Clinical Scorecard: Can Parathyroid Autofluorescence Decrease the Risk of Unintentional Parathyroidectomy in Total Thyroidectomy with Central Lymph Node Dissection?
At a Glance
Category
Detail
Condition
Postoperative hypoparathyroidism
Key Mechanisms
Disruption of parathyroid arterial supply, mechanical injury, thermal or electrical injury, and inadvertent removal.
Target Population
Patients with thyroid cancer undergoing total thyroidectomy with central lymph node dissection.
Care Setting
High-volume endocrine surgical center.
Key Highlights
Autofluorescence improves identification of parathyroid glands during thyroidectomy.
Temporary hypoparathyroidism incidence ranges from 19-38%.
Permanent hypoparathyroidism incidence is 0-3%.
Higher number of parathyroid glands identified with autofluorescence compared to naked eye visualization.
Study conducted over a 2-year period with 180 patients.
Guideline-Based Recommendations
Diagnosis
Hypoparathyroidism defined as PTH < 15 pg/ml and hypocalcemia as serum calcium < 8.5 mg/dl postoperatively.
Management
Utilization of autofluorescence imaging to distinguish parathyroid glands during surgery.
Monitoring & Follow-up
Postoperative monitoring of parathyroid hormone and serum calcium levels.
Risks
Risk of unintentional parathyroidectomy during total thyroidectomy.

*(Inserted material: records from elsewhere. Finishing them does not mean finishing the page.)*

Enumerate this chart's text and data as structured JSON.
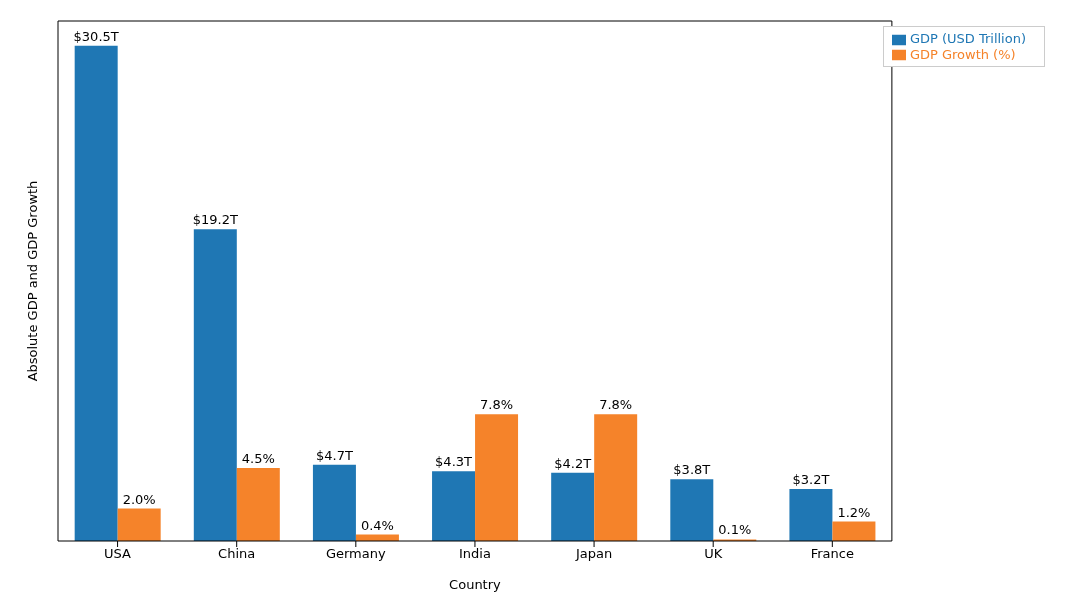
{
  "chart_data": {
    "type": "bar",
    "xlabel": "Country",
    "ylabel": "Absolute GDP and GDP Growth",
    "categories": [
      "USA",
      "China",
      "Germany",
      "India",
      "Japan",
      "UK",
      "France"
    ],
    "series": [
      {
        "name": "GDP (USD Trillion)",
        "color": "#1f77b4",
        "values": [
          30.5,
          19.2,
          4.7,
          4.3,
          4.2,
          3.8,
          3.2
        ],
        "value_labels": [
          "$30.5T",
          "$19.2T",
          "$4.7T",
          "$4.3T",
          "$4.2T",
          "$3.8T",
          "$3.2T"
        ]
      },
      {
        "name": "GDP Growth (%)",
        "color": "#f5832a",
        "values": [
          2.0,
          4.5,
          0.4,
          7.8,
          7.8,
          0.1,
          1.2
        ],
        "value_labels": [
          "2.0%",
          "4.5%",
          "0.4%",
          "7.8%",
          "7.8%",
          "0.1%",
          "1.2%"
        ]
      }
    ],
    "legend": "top right",
    "tick_labels": "x"
  }
}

Patient & Prescribing Data
Adults over 18 years scheduled for non-emergency total thyroidectomy.
Exclusion criteria include prior neck surgery, hyperparathyroidism, vitamin D deficiency, and certain medications affecting calcium metabolism.
Clinical Best Practices
Perform total thyroidectomy with central lymph node dissection by experienced surgeons.
Incorporate autofluorescence technology to enhance parathyroid identification.